We have been so busy here. Two goats have given birth and I've begun training Celtic to milk.
The first goat to go was my favorite of my new goats, Physion. My husband has more experience with livestock births and let me know that she was having trouble - the baby coming out wasn't positioned right and I would have to go in and adjust leg positions. I've never had my hand inside an animal before. Since I'd be going inside, I moved her onto the cement pad and Matt went and got hot water to keep things as clean as possible. Then I got to work with Matt talking me through it and me trying to comfort poor Physion while I tried to straighten things out inside. That was an experience - more unpleasant for poor Physion than me, I'm afraid.
I got the first baby straightened out and she came out. Here she is right after birth. Poor thing was exhausted and not sure life was such a great thing.
Then we waited to see how the second baby would present. He was coming out fine so we left her alone (except for Hannah who watched the birth intently) and let her birth her little boy.
So Physion had healthy twins, a girl and a boy, and immediately began bonding with them. She's a fantastic mother. She spent a bit of time on the boy and then turned her attention to the girl for about fifteen minutes. The little girl had been stuck for long enough that she couldn't decide for a bit if living was really worth it. After Matt cleared out her lungs, the best person to convince her that it was worth it was her momma.
Physion convinced her to stick around and she, her brother, and her mother are all doing very well. The intensive involvement in the birth seems to have taken care of the imprinting. The babies are not at all nervous when I enter their recovery pen. Physion's always been the friendliest of my new first fresheners, but she's become a bit more cautious around me. Not that I blame her - she probably remembers where my hand was recently, poor thing.
Physion and her babies.
The babies the next day.
A few days later, Ariel unexpectedly gave birth to twins, also a girl and a boy. Ariel is Hannah's goat - you can tell by her pink collar. Hannah's watched me work with Celtic's babies and was present when I worked with Physion's newborns. When we found Ariel's babies, she immediately went and got some grain for Ariel and came back to work with them.

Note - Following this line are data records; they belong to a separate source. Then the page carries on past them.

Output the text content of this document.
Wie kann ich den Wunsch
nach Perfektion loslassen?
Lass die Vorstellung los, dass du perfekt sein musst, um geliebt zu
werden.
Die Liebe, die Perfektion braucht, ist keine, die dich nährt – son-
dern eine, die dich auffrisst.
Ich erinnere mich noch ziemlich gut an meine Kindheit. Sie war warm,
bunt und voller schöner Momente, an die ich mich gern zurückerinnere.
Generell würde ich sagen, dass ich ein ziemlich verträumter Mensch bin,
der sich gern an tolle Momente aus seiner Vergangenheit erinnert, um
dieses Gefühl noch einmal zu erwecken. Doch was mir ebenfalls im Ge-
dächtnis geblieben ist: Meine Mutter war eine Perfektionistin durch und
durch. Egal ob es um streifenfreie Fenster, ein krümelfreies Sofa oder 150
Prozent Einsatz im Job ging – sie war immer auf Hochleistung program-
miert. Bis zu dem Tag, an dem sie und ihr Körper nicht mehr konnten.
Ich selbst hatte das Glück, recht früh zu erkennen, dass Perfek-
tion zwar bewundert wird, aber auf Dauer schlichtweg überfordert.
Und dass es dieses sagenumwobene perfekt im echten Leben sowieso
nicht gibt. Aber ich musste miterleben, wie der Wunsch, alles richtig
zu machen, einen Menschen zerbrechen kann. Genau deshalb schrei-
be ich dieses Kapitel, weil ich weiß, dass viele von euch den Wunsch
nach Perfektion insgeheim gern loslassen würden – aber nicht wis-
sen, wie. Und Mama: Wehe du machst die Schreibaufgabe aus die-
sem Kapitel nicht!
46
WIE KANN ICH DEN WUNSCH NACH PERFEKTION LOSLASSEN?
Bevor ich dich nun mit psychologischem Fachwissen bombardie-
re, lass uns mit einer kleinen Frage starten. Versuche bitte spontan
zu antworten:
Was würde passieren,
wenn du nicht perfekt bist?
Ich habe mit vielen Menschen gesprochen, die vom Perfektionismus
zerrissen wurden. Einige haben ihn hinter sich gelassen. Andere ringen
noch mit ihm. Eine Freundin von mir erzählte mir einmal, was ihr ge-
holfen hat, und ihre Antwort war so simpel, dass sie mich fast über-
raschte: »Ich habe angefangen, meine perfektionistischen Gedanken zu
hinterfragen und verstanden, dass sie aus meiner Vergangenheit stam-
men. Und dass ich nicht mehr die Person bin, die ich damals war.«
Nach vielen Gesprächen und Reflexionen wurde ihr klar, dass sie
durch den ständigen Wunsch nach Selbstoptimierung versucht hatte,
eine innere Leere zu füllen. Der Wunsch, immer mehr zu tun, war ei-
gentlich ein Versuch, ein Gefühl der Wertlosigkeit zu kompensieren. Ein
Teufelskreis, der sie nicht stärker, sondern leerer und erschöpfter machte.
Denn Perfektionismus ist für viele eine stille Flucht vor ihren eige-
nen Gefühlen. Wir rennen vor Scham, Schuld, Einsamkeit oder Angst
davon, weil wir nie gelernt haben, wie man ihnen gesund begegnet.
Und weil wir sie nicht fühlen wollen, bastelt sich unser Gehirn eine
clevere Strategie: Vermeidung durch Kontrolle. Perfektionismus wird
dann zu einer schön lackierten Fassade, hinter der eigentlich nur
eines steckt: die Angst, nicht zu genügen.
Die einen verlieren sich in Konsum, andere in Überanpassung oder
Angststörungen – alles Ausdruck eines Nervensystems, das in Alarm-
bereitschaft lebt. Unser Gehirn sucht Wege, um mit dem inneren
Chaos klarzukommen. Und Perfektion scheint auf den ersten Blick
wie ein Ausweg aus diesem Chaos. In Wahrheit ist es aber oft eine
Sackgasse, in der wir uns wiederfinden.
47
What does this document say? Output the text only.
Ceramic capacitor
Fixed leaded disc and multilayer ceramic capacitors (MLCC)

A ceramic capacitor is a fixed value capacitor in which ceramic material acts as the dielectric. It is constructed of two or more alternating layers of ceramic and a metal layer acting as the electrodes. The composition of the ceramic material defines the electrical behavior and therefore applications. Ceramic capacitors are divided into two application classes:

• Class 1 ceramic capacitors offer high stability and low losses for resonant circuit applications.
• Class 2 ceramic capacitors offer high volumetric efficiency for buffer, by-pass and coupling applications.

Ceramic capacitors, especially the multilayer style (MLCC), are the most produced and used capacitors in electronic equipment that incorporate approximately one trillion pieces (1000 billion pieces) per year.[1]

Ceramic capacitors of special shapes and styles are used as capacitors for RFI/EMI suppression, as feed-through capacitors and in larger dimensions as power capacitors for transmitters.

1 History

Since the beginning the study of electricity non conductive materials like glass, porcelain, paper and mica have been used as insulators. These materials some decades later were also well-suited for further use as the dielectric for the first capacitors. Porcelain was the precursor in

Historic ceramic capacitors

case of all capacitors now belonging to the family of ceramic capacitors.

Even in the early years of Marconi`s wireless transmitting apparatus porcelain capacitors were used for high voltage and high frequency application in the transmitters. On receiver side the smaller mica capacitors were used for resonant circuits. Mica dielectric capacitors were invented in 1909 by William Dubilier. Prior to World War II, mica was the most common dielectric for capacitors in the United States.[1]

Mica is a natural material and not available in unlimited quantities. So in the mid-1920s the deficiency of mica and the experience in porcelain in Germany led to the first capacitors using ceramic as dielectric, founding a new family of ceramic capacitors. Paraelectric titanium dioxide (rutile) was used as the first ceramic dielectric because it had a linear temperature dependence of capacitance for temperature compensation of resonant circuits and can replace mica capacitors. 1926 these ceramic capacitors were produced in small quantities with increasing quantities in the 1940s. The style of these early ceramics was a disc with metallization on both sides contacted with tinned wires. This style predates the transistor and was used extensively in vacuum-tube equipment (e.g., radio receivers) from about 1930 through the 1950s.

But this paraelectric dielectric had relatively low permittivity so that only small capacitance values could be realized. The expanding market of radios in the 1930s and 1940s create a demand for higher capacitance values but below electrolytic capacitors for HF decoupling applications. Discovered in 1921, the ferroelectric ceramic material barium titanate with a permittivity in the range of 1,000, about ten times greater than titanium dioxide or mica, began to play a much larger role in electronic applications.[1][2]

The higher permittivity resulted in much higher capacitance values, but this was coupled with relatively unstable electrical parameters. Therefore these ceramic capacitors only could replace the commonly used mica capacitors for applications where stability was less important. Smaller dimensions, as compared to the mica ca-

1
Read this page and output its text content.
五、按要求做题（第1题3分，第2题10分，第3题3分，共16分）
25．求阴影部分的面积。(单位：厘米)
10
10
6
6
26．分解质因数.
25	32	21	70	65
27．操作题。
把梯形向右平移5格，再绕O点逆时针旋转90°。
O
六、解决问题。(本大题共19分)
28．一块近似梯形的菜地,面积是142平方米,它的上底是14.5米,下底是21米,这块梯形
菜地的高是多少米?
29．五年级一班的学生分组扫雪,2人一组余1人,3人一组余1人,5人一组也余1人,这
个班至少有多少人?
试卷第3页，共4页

She's been religious about working with them every day since then, several times a day. It's really impressive to see that dedication in a four year old. Three days and counting. :) She's named them. Introducing Trip and Triplip. Ariel appears to be as attentive of a mother as Physion.
Hannah getting grain for her goats.
Ariel and her babies.
Hannah holding the little male.
And the little female.
The only goat we have left to kid out is Tamari, my goat that I got last year.
In other goat news, I've started milking Celtic. Her babies turned two weeks old at the beginning of this week. I pull them off in the evening and put them in a kid pen. The plan is to milk the momma the next morning and put the babies back with her to nurse all day. The momma will of course be glad to be milked in the morning since her bag will be full - it worked like a charm last year with Tamari and Jasmine. Celtic didn't get the memo. Or she got the wrong memo. She seems to think that milking is a medieval torture that can only be countered effectively by literally laying down on the job. She tried kicking, jumping, and sitting. I put the hobbles on her that I'd gotten when I bought three first fresheners. She resorted to laying down. With her head in the milking stand. This may take some time.